冻融过程对祁连山区土壤导水率影响的实验研究

Soil hydraulic conductivity in frozen soil is one of most important and sensitive parameters of the research on land surface process and the study of eco-hydrological processes in cold high mountainous regions, because melt water from glacier and snow and precipitation go into next water cycle through soil water redistribution. As global warming, ground temperature rise, active layer thickening and permafrost degradation change the distribution proportion of frozen and thawed soil both in time and space pattern in cold regions. The changes of soil hydraulic conductivity in frozen soil with ground temperature rise, and the difference of soil hydraulic conductivity between frozen and thawed soil, change water cycle and eco-hydrological processes, and lead to the change of ecological environment in high mountainous area. With the lacking of field measured data of soil hydraulic conductivity, the necessary basic data and key parameters of research on hydrological processes and model in high mountainous area in China, come from the high latitude permafrost regions, which are difference in soil type and climate condition with high mountainous area. Rely on the Qilian Ecology-Hydrology Experimental Research Station (location: Qilian County in Qinghai Province), CAREERI(Cold and Arid Regions Environmental and Engineering Research Institute), CAS(Chinese Academy of Science), the project plans to measure hydraulic conductivity in variety of soil type during freezing and thawing processes, with field observation and laboratory experiment, in typical clod regions in Qilian mountains. With the observational data, we try to understand the influence of soil texture, frozen soil temperature and soil solid and liquid content on hydraulic conductivity in frozen soil, and find the impedance parameter, which accounts for the blocking effect of ice on hydraulic conductivity in frozen soil, to contribute to research on water movement process, land-atmosphere-water process and water cycle, and eco-hydrological processes and relative model in Qilian mountain and whole alpine mountainous regions.

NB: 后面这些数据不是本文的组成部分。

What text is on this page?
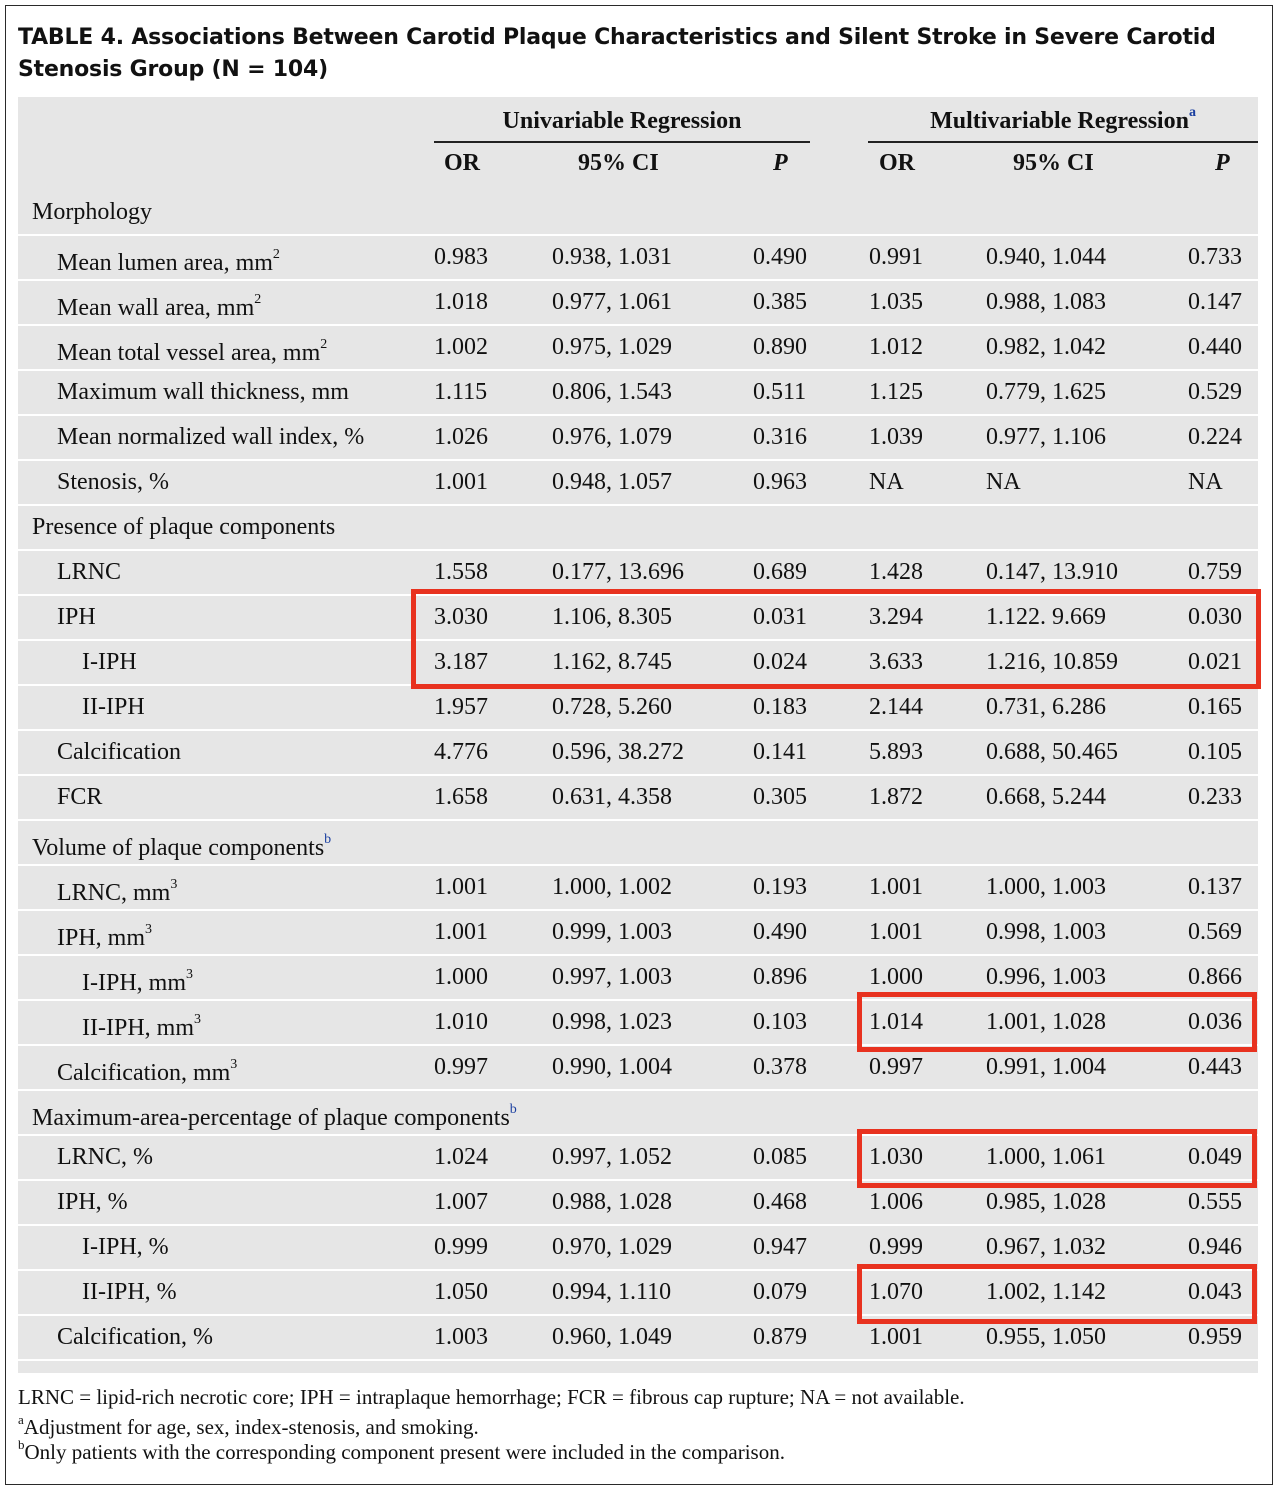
TABLE 4. Associations Between Carotid Plaque Characteristics and Silent Stroke in Severe Carotid Stenosis Group (N = 104)
Univariable Regression	Multivariable Regression$^a$
OR	95% CI	P	OR	95% CI	P
Morphology
Mean lumen area, $mm^2$	0.983	0.938, 1.031	0.490	0.991	0.940, 1.044	0.733
Mean wall area, $mm^2$	1.018	0.977, 1.061	0.385	1.035	0.988, 1.083	0.147
Mean total vessel area, $mm^2$	1.002	0.975, 1.029	0.890	1.012	0.982, 1.042	0.440
Maximum wall thickness, mm	1.115	0.806, 1.543	0.511	1.125	0.779, 1.625	0.529
Mean normalized wall index, %	1.026	0.976, 1.079	0.316	1.039	0.977, 1.106	0.224
Stenosis, %	1.001	0.948, 1.057	0.963	NA	NA	NA
Presence of plaque components
LRNC	1.558	0.177, 13.696	0.689	1.428	0.147, 13.910	0.759
IPH	3.030	1.106, 8.305	0.031	3.294	1.122. 9.669	0.030
I-IPH	3.187	1.162, 8.745	0.024	3.633	1.216, 10.859	0.021
II-IPH	1.957	0.728, 5.260	0.183	2.144	0.731, 6.286	0.165
Calcification	4.776	0.596, 38.272	0.141	5.893	0.688, 50.465	0.105
FCR	1.658	0.631, 4.358	0.305	1.872	0.668, 5.244	0.233
Volume of plaque components$^b$
LRNC, $mm^3$	1.001	1.000, 1.002	0.193	1.001	1.000, 1.003	0.137
IPH, $mm^3$	1.001	0.999, 1.003	0.490	1.001	0.998, 1.003	0.569
I-IPH, $mm^3$	1.000	0.997, 1.003	0.896	1.000	0.996, 1.003	0.866
II-IPH, $mm^3$	1.010	0.998, 1.023	0.103	1.014	1.001, 1.028	0.036
Calcification, $mm^3$	0.997	0.990, 1.004	0.378	0.997	0.991, 1.004	0.443
Maximum-area-percentage of plaque components$^b$
LRNC, %	1.024	0.997, 1.052	0.085	1.030	1.000, 1.061	0.049
IPH, %	1.007	0.988, 1.028	0.468	1.006	0.985, 1.028	0.555
I-IPH, %	0.999	0.970, 1.029	0.947	0.999	0.967, 1.032	0.946
II-IPH, %	1.050	0.994, 1.110	0.079	1.070	1.002, 1.142	0.043
Calcification, %	1.003	0.960, 1.049	0.879	1.001	0.955, 1.050	0.959
LRNC = lipid-rich necrotic core; IPH = intraplaque hemorrhage; FCR = fibrous cap rupture; NA = not available.
$^a$Adjustment for age, sex, index-stenosis, and smoking.
$^b$Only patients with the corresponding component present were included in the comparison.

寒区冰川/积雪融水和降雨都要经过土壤再分配进入下一步水循环，冻土导水率因而成为寒区水文和生态水文过程的重要敏感参数，特别是在全球变暖大背景下，冻土温度升高引起了其自身导水率的变化，而融土与冻土导水率的差异及其时空分布格局的变化，必将影响水循环和生态水文过程，导致区域生态环境的变化。我国高海拔冻土区土壤导水率实测数据相对缺乏，导致相关过程研究和模型研究必需基础数据和关键参数多参考土壤类型和气候条件并不一致的高纬度冻土区。为此，本项目拟以中科院寒旱所祁连站为依托，野外试验和室内实验相结合，利用多种方法实测祁连山区野外实地土壤在冻融不同阶段的土壤导水率；分析土壤质地、温度和含水量对土壤导水率的影响；探索我国高寒山区冻土导水率计算所必需的关键参数，为区域土壤水运动、陆面水文过程和水循环、生态水文过程研究和相关模型模拟提供关键参数。

寒区冰川/积雪融水和降雨都要经过土壤再分配进入下一步水循环，冻土导水率因而成为寒区水文和生态水文过程的重要参数。在祁连山黑河上游葫芦沟流域，开挖多个土壤剖面，分层取样进行土壤导水率实验，获取了流域尺度的饱和导水率数据集，为葫芦沟土壤研究，水文过程及其相关过程研究和模拟提供了重要基础数据。在葫芦沟流域的高寒草原试验点附近布设7种不同尺寸的双环入渗仪，对比观测结果推荐山区使用内径20 cm，外径40 cm的入渗仪。利用4种不同方法实测高寒山区土壤导水率，结果显示单环入渗法、环刀法和Hood入渗仪实测结果均高于双环入渗法，其相对于双环入渗仪的修正系数分别为1.25、1.40和1.67。葫芦沟流域多种不同土壤质地的饱和导水率实测结果显示，高寒山区土壤中砾石的存在对土壤导水率影响较大，通过土壤粒径组成来模拟高寒山区土壤饱和导水率必须考虑砾石组成。利用野外实地实验和室内控温实验相结合，分析了温度对高寒山区土壤饱和导水率的影响，冻土的饱和导水率远小于融土，差距至少一个数量级以上。构建了冻土导水率的冰阻系数简易公式，为高寒山区冻土水热耦合及相关水文过程研究和模拟提供有效简易参数化方案。实测蒸散发和气象要素的相关回归分析显示在非冻结期，影响蒸散发的主要因素为净辐射；而在冻结期则为地表温度和气温。不同海拔和下垫面的蒸散发和水量平衡结果显示，海拔是影响山区降水和蒸散发的重要因素，无植被的高山寒漠区是高寒山区的主产流区。全球变暖情况下，植被线上移可能增加蒸散发占降水比例，减少产流系数。青藏高原和祁连山区多个流域的多年降水和径流数据显示，高寒山区流域夏季降水与冬季径流相关性呈现明显增加趋势，表明冻土退化增加土壤下渗率，使更多的降水下渗转为地下水，从而在冬季补充径流，成为冬季径流的主要水源。项目发表论文5篇，接收1篇，其中SCI收录4篇，完成了预设目标。